St. Catherine of Siena

With the fall of Rienzi died the idea of a restored and reformed Italy through the medium of a Holy Roman Republic, just as Dante’s hope of a new and more perfect Roman Empire had been shattered by the death of Henry VII. Was there then no hope for Italy in mediaeval minds? The next answer that there was hope, indeed, came from Siena, one of the hill towns not far south of Florence, and its author was a peasant girl, Catherine Benincasa, who, like Jeanne d’Arc, looking round upon the misery of her country, believed that she was called by God to show her fellow countrymen the way of salvation.

St. Catherine, for she was afterwards canonized, was one of the twenty-five children of a Sienese dyer, who was at first very angry that his daughter refused to marry and instead joined the Order of Dominican Tertiaries—that is, of women who, still remaining in their own homes, bound themselves by vows to obey a religious rule.
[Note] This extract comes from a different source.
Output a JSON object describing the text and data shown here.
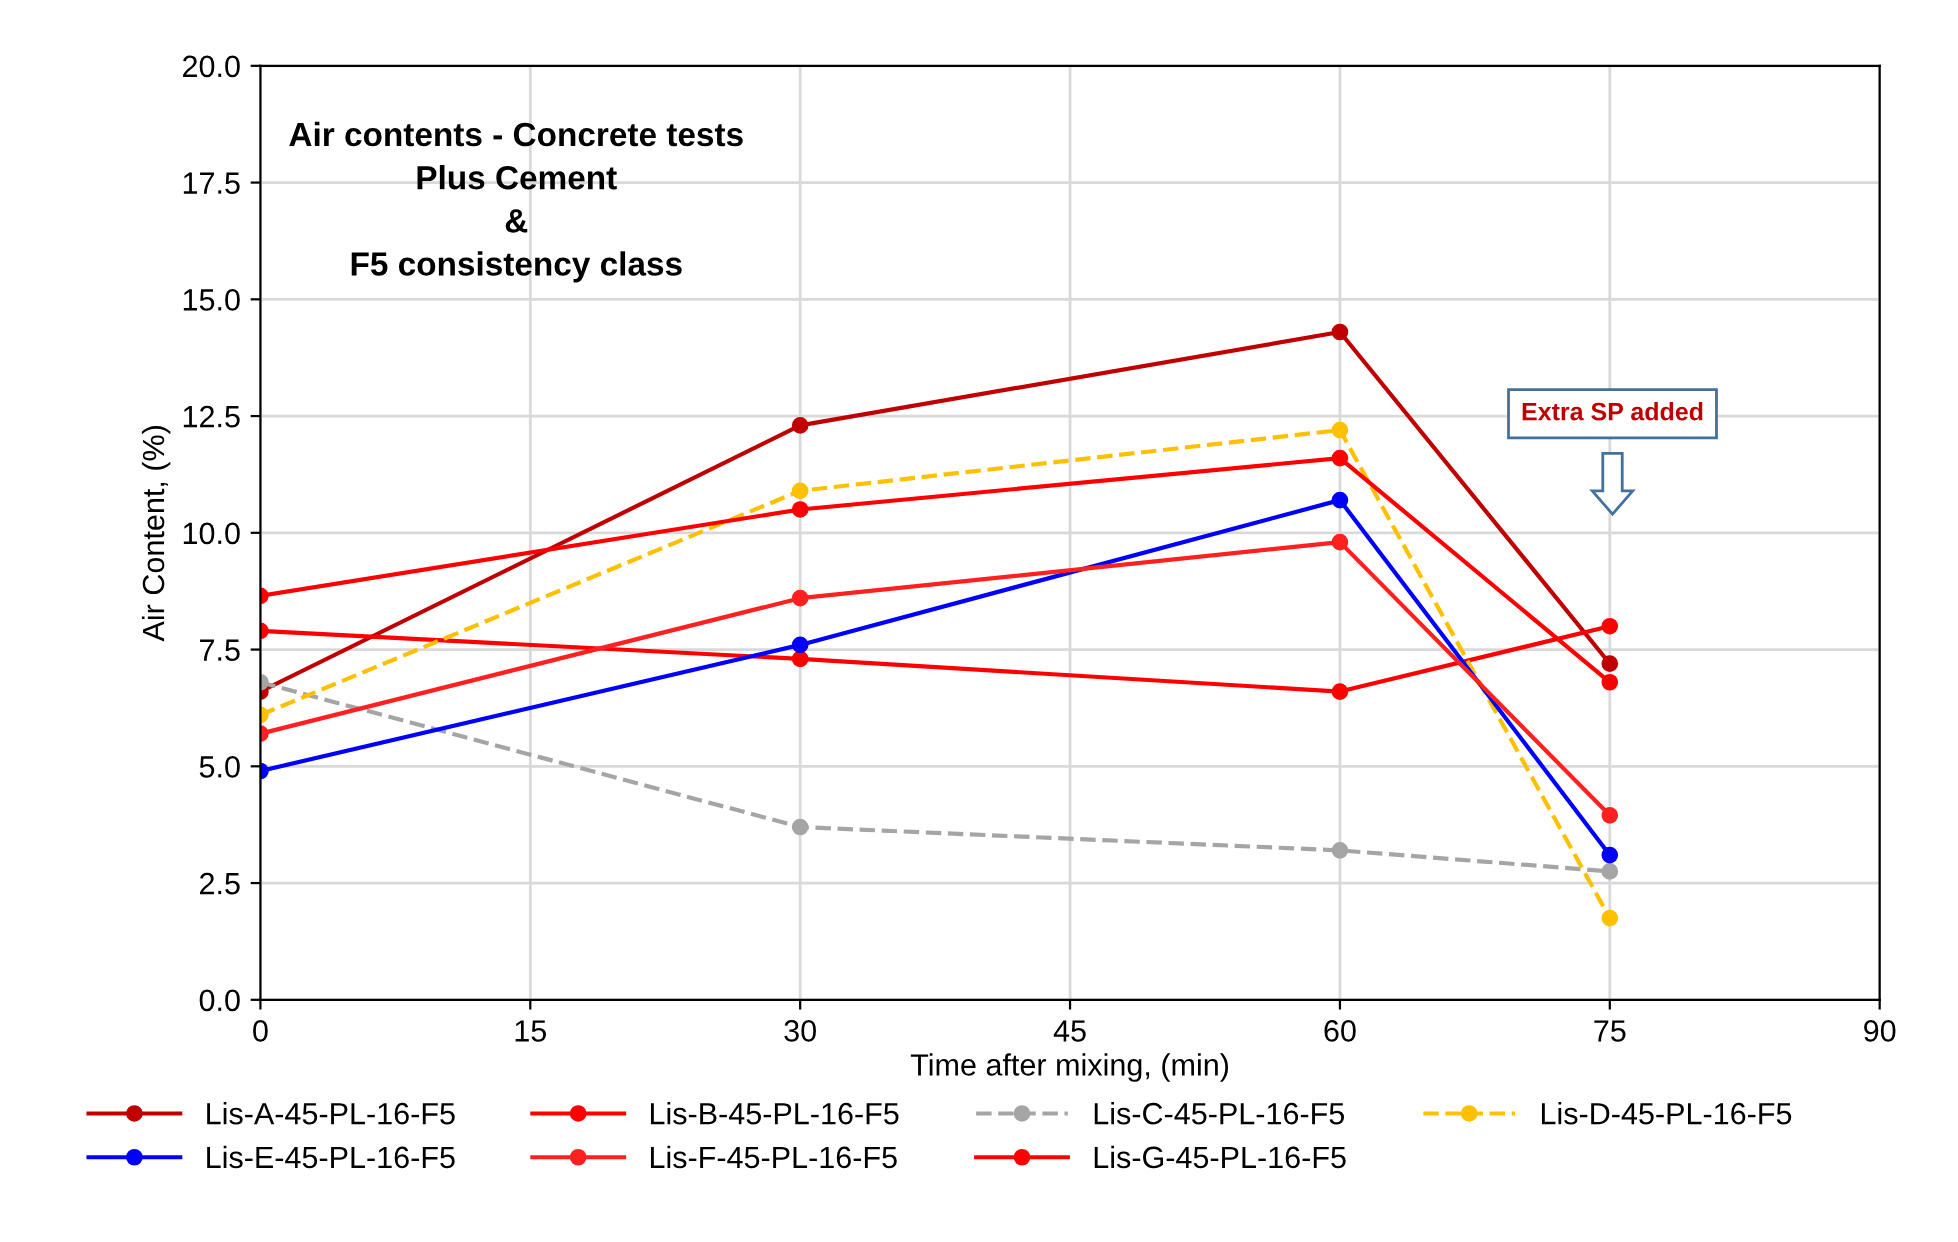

In time, not only the dyer but all Siena came to realize that Catherine possessed a mind and spirit far above ordinary standards, so that, while in her simplicity she would accept the meanest household tasks, she had yet so great an understanding of the larger issues of life that she could read the cause of each man or woman’s trouble who came to her, and suggest the remedy they needed to give them fresh courage or hope.

During an outbreak of plague in Siena it was Catherine who, undismayed and tireless, went everywhere amongst the sick and dying, infusing new heart into the weary doctors and energy into patients succumbing helplessly to the disease.